Chelsea galleries have a new neighbour on the block: Mexico City powerhouse Kurimanzutto is growing its US footprint with a 6,700 sq. ft ground-floor space on West 20th Street designed by New York-based architecture firm SO-IL. The gallery, which was founded by Mónica Manzutto and José Kuri with guidance from artist Gabriel Orozco in 1999, inaugurates the outpost on 11 November with the group show Todos Juntos (All Together), showcasing works by its entire artist roster. From Adrián Villar Rojas to Danh Võ, Abraham Cruzvillegas to Sarah Lucas, the 37-artist checklist is a who’s-who of the international arena under the fitting theme of unity, which was inspired by Rirkrit Tiravanija’s titular 47ft hammock installation, which was exhibited at the gallery’s Chapultepec district headquarters in 2014.
The new Chelsea space is partly a return to Kurimanzutto’s origins: Manzutto dropped out of her master’s degree study at New York University and quit her job at Marian Goodman Gallery to turn the idea of a gallery back home into reality with Kuri. “We had wanted to create a gallery with no space that responds to the freedom artists in Mexico had at the time with many artist-run spaces within a dynamic setting,” she says.
Over the decades, Kurimanzutto has evolved from a nomadic endeavor into a global key player recognised for its geographically broad programme, artist-led initiatives in and outside of Mexico and a space that often melds elements of a commercial gallery with a non-profit kunsthalle.

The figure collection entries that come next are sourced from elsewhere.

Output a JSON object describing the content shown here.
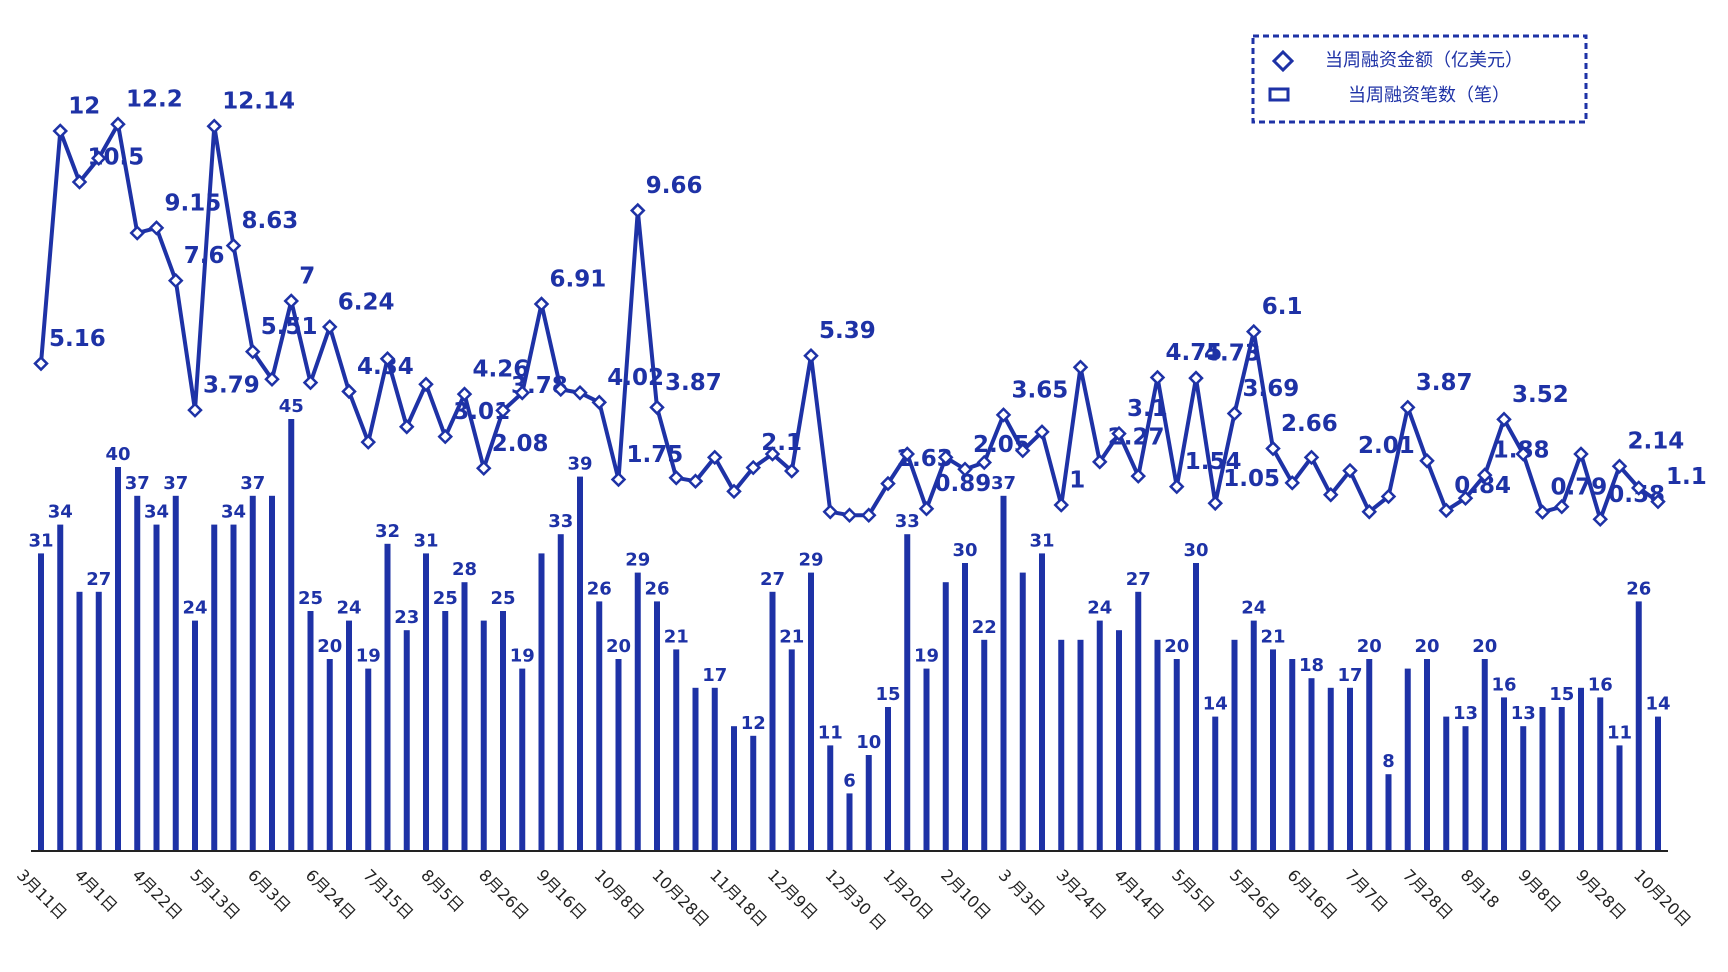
{
  "chart_data": {
    "type": "bar",
    "categories": [
      "3月11日",
      null,
      null,
      "4月1日",
      null,
      null,
      "4月22日",
      null,
      null,
      "5月13日",
      null,
      null,
      "6月3日",
      null,
      null,
      "6月24日",
      null,
      null,
      "7月15日",
      null,
      null,
      "8月5日",
      null,
      null,
      "8月26日",
      null,
      null,
      "9月16日",
      null,
      null,
      "10月8日",
      null,
      null,
      "10月28日",
      null,
      null,
      "11月18日",
      null,
      null,
      "12月9日",
      null,
      null,
      "12月30 日",
      null,
      null,
      "1月20日",
      null,
      null,
      "2月10日",
      null,
      null,
      "3 月3日",
      null,
      null,
      "3月24日",
      null,
      null,
      "4月14日",
      null,
      null,
      "5月5日",
      null,
      null,
      "5月26日",
      null,
      null,
      "6月16日",
      null,
      null,
      "7月7日",
      null,
      null,
      "7月28日",
      null,
      null,
      "8月18",
      null,
      null,
      "9月8日",
      null,
      null,
      "9月28日",
      null,
      null,
      "10月20日"
    ],
    "series": [
      {
        "name": "当周融资金额（亿美元）",
        "type": "line",
        "axis": "y2",
        "color": "#1e32a6",
        "values": [
          5.16,
          12,
          10.5,
          11.2,
          12.2,
          9.0,
          9.15,
          7.6,
          3.79,
          12.14,
          8.63,
          5.51,
          4.7,
          7,
          4.6,
          6.24,
          4.34,
          2.85,
          5.3,
          3.3,
          4.55,
          3.01,
          4.26,
          2.08,
          3.78,
          4.3,
          6.91,
          4.4,
          4.3,
          4.02,
          1.75,
          9.66,
          3.87,
          1.8,
          1.7,
          2.4,
          1.4,
          2.1,
          2.5,
          2.0,
          5.39,
          0.8,
          0.7,
          0.7,
          1.63,
          2.5,
          0.89,
          2.4,
          2.05,
          2.25,
          3.65,
          2.6,
          3.15,
          1,
          5.05,
          2.27,
          3.1,
          1.85,
          4.75,
          1.54,
          4.73,
          1.05,
          3.69,
          6.1,
          2.66,
          1.65,
          2.4,
          1.3,
          2.01,
          0.8,
          1.25,
          3.87,
          2.3,
          0.84,
          1.2,
          1.88,
          3.52,
          2.5,
          0.79,
          0.95,
          2.5,
          0.58,
          2.14,
          1.5,
          1.1
        ],
        "value_labels": [
          "5.16",
          "12",
          "10.5",
          null,
          "12.2",
          null,
          "9.15",
          "7.6",
          "3.79",
          "12.14",
          "8.63",
          "5.51",
          null,
          "7",
          null,
          "6.24",
          "4.34",
          null,
          null,
          null,
          null,
          "3.01",
          "4.26",
          "2.08",
          "3.78",
          null,
          "6.91",
          null,
          null,
          "4.02",
          "1.75",
          "9.66",
          "3.87",
          null,
          null,
          null,
          null,
          "2.1",
          null,
          null,
          "5.39",
          null,
          null,
          null,
          "1.63",
          null,
          "0.89",
          null,
          "2.05",
          null,
          "3.65",
          null,
          null,
          "1",
          null,
          "2.27",
          "3.1",
          null,
          "4.75",
          "1.54",
          "4.73",
          "1.05",
          "3.69",
          "6.1",
          "2.66",
          null,
          null,
          null,
          "2.01",
          null,
          null,
          "3.87",
          null,
          "0.84",
          null,
          "1.88",
          "3.52",
          null,
          "0.79",
          null,
          null,
          "0.58",
          "2.14",
          null,
          "1.1"
        ]
      },
      {
        "name": "当周融资笔数（笔）",
        "type": "bar",
        "axis": "y",
        "color": "#1e32a6",
        "values": [
          31,
          34,
          27,
          27,
          40,
          37,
          34,
          37,
          24,
          34,
          34,
          37,
          37,
          45,
          25,
          20,
          24,
          19,
          32,
          23,
          31,
          25,
          28,
          24,
          25,
          19,
          31,
          33,
          39,
          26,
          20,
          29,
          26,
          21,
          17,
          17,
          13,
          12,
          27,
          21,
          29,
          11,
          6,
          10,
          15,
          33,
          19,
          28,
          30,
          22,
          37,
          29,
          31,
          22,
          22,
          24,
          23,
          27,
          22,
          20,
          30,
          14,
          22,
          24,
          21,
          20,
          18,
          17,
          17,
          20,
          8,
          19,
          20,
          14,
          13,
          20,
          16,
          13,
          15,
          15,
          17,
          16,
          11,
          26,
          14
        ],
        "value_labels": [
          "31",
          "34",
          null,
          "27",
          "40",
          "37",
          "34",
          "37",
          "24",
          null,
          "34",
          "37",
          null,
          "45",
          "25",
          "20",
          "24",
          "19",
          "32",
          "23",
          "31",
          "25",
          "28",
          null,
          "25",
          "19",
          null,
          "33",
          "39",
          "26",
          "20",
          "29",
          "26",
          "21",
          null,
          "17",
          null,
          "12",
          "27",
          "21",
          "29",
          "11",
          "6",
          "10",
          "15",
          "33",
          "19",
          null,
          "30",
          "22",
          "37",
          null,
          "31",
          null,
          null,
          "24",
          null,
          "27",
          null,
          "20",
          "30",
          "14",
          null,
          "24",
          "21",
          null,
          "18",
          null,
          "17",
          "20",
          "8",
          null,
          "20",
          null,
          "13",
          "20",
          "16",
          "13",
          null,
          "15",
          null,
          "16",
          "11",
          "26",
          "14"
        ]
      }
    ],
    "ylim": [
      0,
      50
    ],
    "y2lim": [
      0,
      14
    ],
    "legend": "top-right"
  }
}
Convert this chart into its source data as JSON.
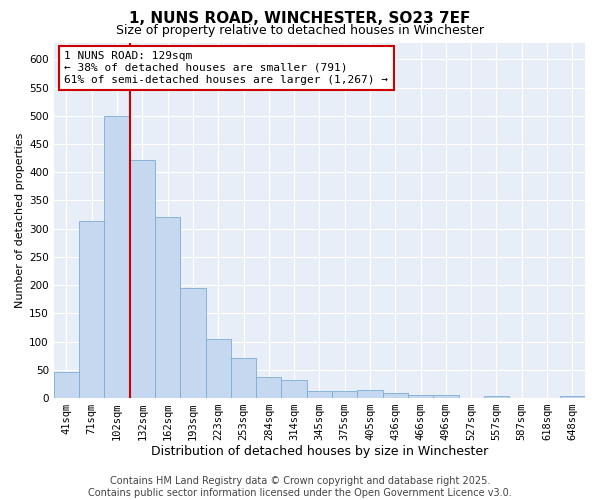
{
  "title": "1, NUNS ROAD, WINCHESTER, SO23 7EF",
  "subtitle": "Size of property relative to detached houses in Winchester",
  "xlabel": "Distribution of detached houses by size in Winchester",
  "ylabel": "Number of detached properties",
  "categories": [
    "41sqm",
    "71sqm",
    "102sqm",
    "132sqm",
    "162sqm",
    "193sqm",
    "223sqm",
    "253sqm",
    "284sqm",
    "314sqm",
    "345sqm",
    "375sqm",
    "405sqm",
    "436sqm",
    "466sqm",
    "496sqm",
    "527sqm",
    "557sqm",
    "587sqm",
    "618sqm",
    "648sqm"
  ],
  "values": [
    46,
    314,
    500,
    422,
    320,
    195,
    105,
    70,
    38,
    32,
    13,
    12,
    14,
    9,
    6,
    5,
    0,
    4,
    0,
    0,
    4
  ],
  "bar_color": "#c5d8f0",
  "bar_edge_color": "#7aadd4",
  "background_color": "#e8eef7",
  "grid_color": "#ffffff",
  "property_line_color": "#cc0000",
  "annotation_box_edge_color": "#cc0000",
  "property_label": "1 NUNS ROAD: 129sqm",
  "annotation_line1": "← 38% of detached houses are smaller (791)",
  "annotation_line2": "61% of semi-detached houses are larger (1,267) →",
  "ylim": [
    0,
    630
  ],
  "yticks": [
    0,
    50,
    100,
    150,
    200,
    250,
    300,
    350,
    400,
    450,
    500,
    550,
    600
  ],
  "footer_line1": "Contains HM Land Registry data © Crown copyright and database right 2025.",
  "footer_line2": "Contains public sector information licensed under the Open Government Licence v3.0.",
  "title_fontsize": 11,
  "subtitle_fontsize": 9,
  "xlabel_fontsize": 9,
  "ylabel_fontsize": 8,
  "tick_fontsize": 7.5,
  "footer_fontsize": 7,
  "annotation_fontsize": 8
}
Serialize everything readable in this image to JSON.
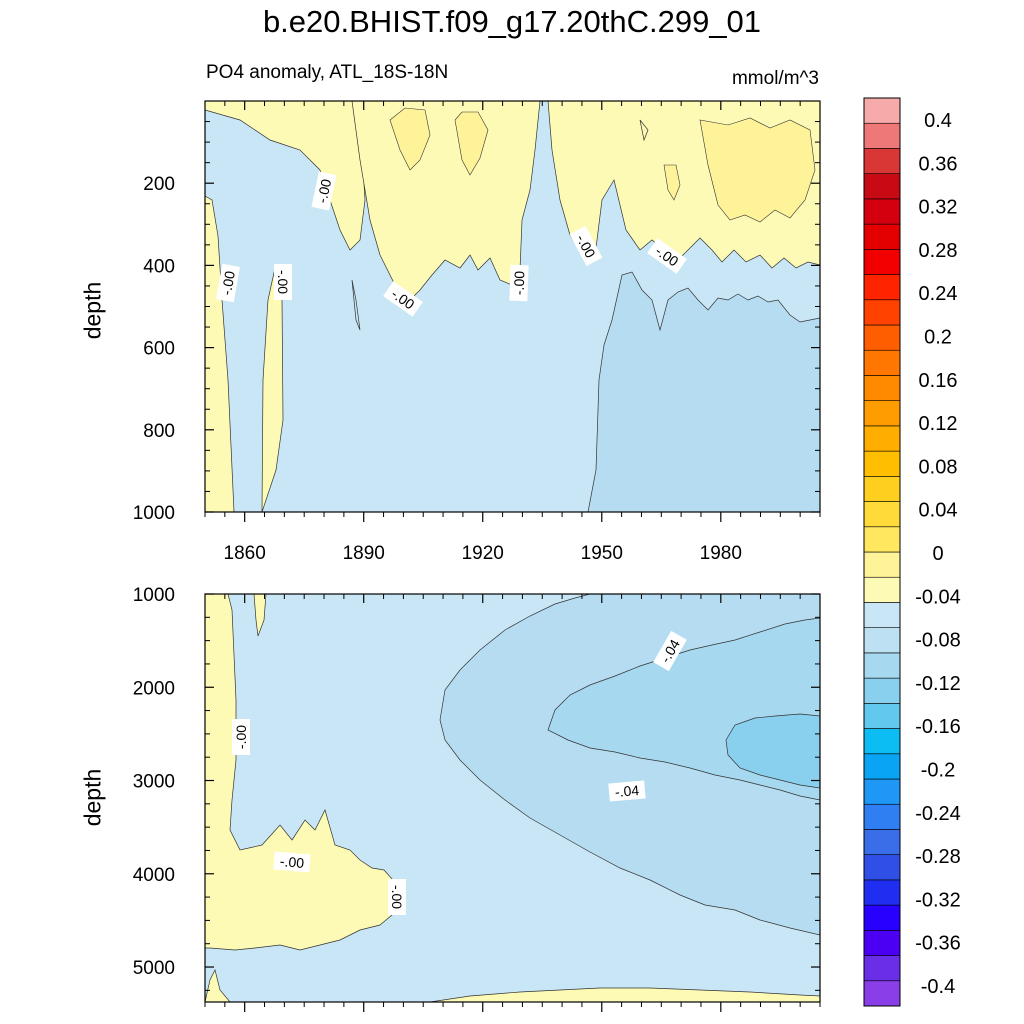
{
  "title": "b.e20.BHIST.f09_g17.20thC.299_01",
  "subtitle": "PO4 anomaly, ATL_18S-18N",
  "units": "mmol/m^3",
  "colors": {
    "levels": [
      "#8a3ee8",
      "#6a2ee8",
      "#4b00f4",
      "#2800ff",
      "#1f2ef0",
      "#2f4fe6",
      "#3a6ee9",
      "#2f7ff3",
      "#1f97f5",
      "#0aa4f5",
      "#0bbdf2",
      "#62c8ee",
      "#89cfee",
      "#a6d8ef",
      "#bde0f2",
      "#c8e6f5",
      "#fdfab5",
      "#fff39a",
      "#ffe760",
      "#ffdb3a",
      "#ffcf20",
      "#ffbe00",
      "#ffae00",
      "#ff9c00",
      "#ff8a00",
      "#ff7700",
      "#ff5e00",
      "#ff4200",
      "#ff2400",
      "#f20000",
      "#e40000",
      "#d40010",
      "#c80a14",
      "#d93636",
      "#ee7777",
      "#f7aaaa"
    ],
    "neg_tiny": "#c8e6f5",
    "neg_004": "#a6d8ef",
    "neg_008": "#89cfee",
    "pos_tiny": "#fdfab5",
    "pos_004": "#fff39a"
  },
  "chart_data": [
    {
      "type": "heatmap",
      "panel": "upper",
      "xlabel": "",
      "ylabel": "depth",
      "xlim": [
        1850,
        2005
      ],
      "ylim": [
        1000,
        0
      ],
      "xticks": [
        1860,
        1890,
        1920,
        1950,
        1980
      ],
      "yticks": [
        200,
        400,
        600,
        800,
        1000
      ],
      "contour_labels": [
        "-.00",
        "-.00",
        "-.00",
        "-.00",
        "-.00",
        "-.00",
        "-.00"
      ]
    },
    {
      "type": "heatmap",
      "panel": "lower",
      "xlabel": "",
      "ylabel": "depth",
      "xlim": [
        1850,
        2005
      ],
      "ylim": [
        5375,
        1000
      ],
      "yticks": [
        1000,
        2000,
        3000,
        4000,
        5000
      ],
      "contour_labels": [
        "-.04",
        "-.04",
        "-.00",
        "-.00",
        "-.00"
      ]
    },
    {
      "type": "colorbar",
      "tick_labels": [
        "0.4",
        "0.36",
        "0.32",
        "0.28",
        "0.24",
        "0.2",
        "0.16",
        "0.12",
        "0.08",
        "0.04",
        "0",
        "-0.04",
        "-0.08",
        "-0.12",
        "-0.16",
        "-0.2",
        "-0.24",
        "-0.28",
        "-0.32",
        "-0.36",
        "-0.4"
      ]
    }
  ]
}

Modest in comparison to its Mexico City space’s grandiose scale, the gallery’s New York locale was collectively picked by many of its artists. “We showed over half of our artists locations in Tribeca and Chelsea, and many chose this space for its flexibility,” Manzutto says. She describes the inaugural show there as “a visual story that starts with our first presentation at Mercado de Medellín with 13 artists and follows our trajectory to the present”. The show features pieces from that very first project and others exhibited subsequently, as well as new works created in response to the gallery’s history. Wilfredo Prieto and Orozco, for example, have collaborated for a sound work, while Haegue Yang, Leonor Antunes and Damián Ortega all sent new sculptures to New York. The gallery’s newest artist, Kosovar conceptualist Petrit Halilaj, is also making his Kurimanzutto debut with a new piece.
The Chelsea space’s architecture was another collaborative process with the artists. Tiravanija gave input and Orozco provided the final layout to create “a flexible space of encounters such as an office that can function as a bar if needed”, Manzutto says. An Oaxaca-based mosaic company that previously collaborated with Orozco provided the tiles for the bathroom and the space’s Janette Laverrière-inspired lamps are an homage to Nairy Baghramian’s former collaboration with the late designer. The design of the front desk and the bench were helmed by another gallery artist, Gabriel Sierra.
Kurimanzutto will extend the show’s life with a brochure that documents key moments in and outside of the gallery, such as 2020-2021’s public art project Titan, which took over New York City phone booths with works by 12 gallery artists. After the space’s inaugural group show will be the New York solo debut of Mexico City-based artist Minerva Cuevas.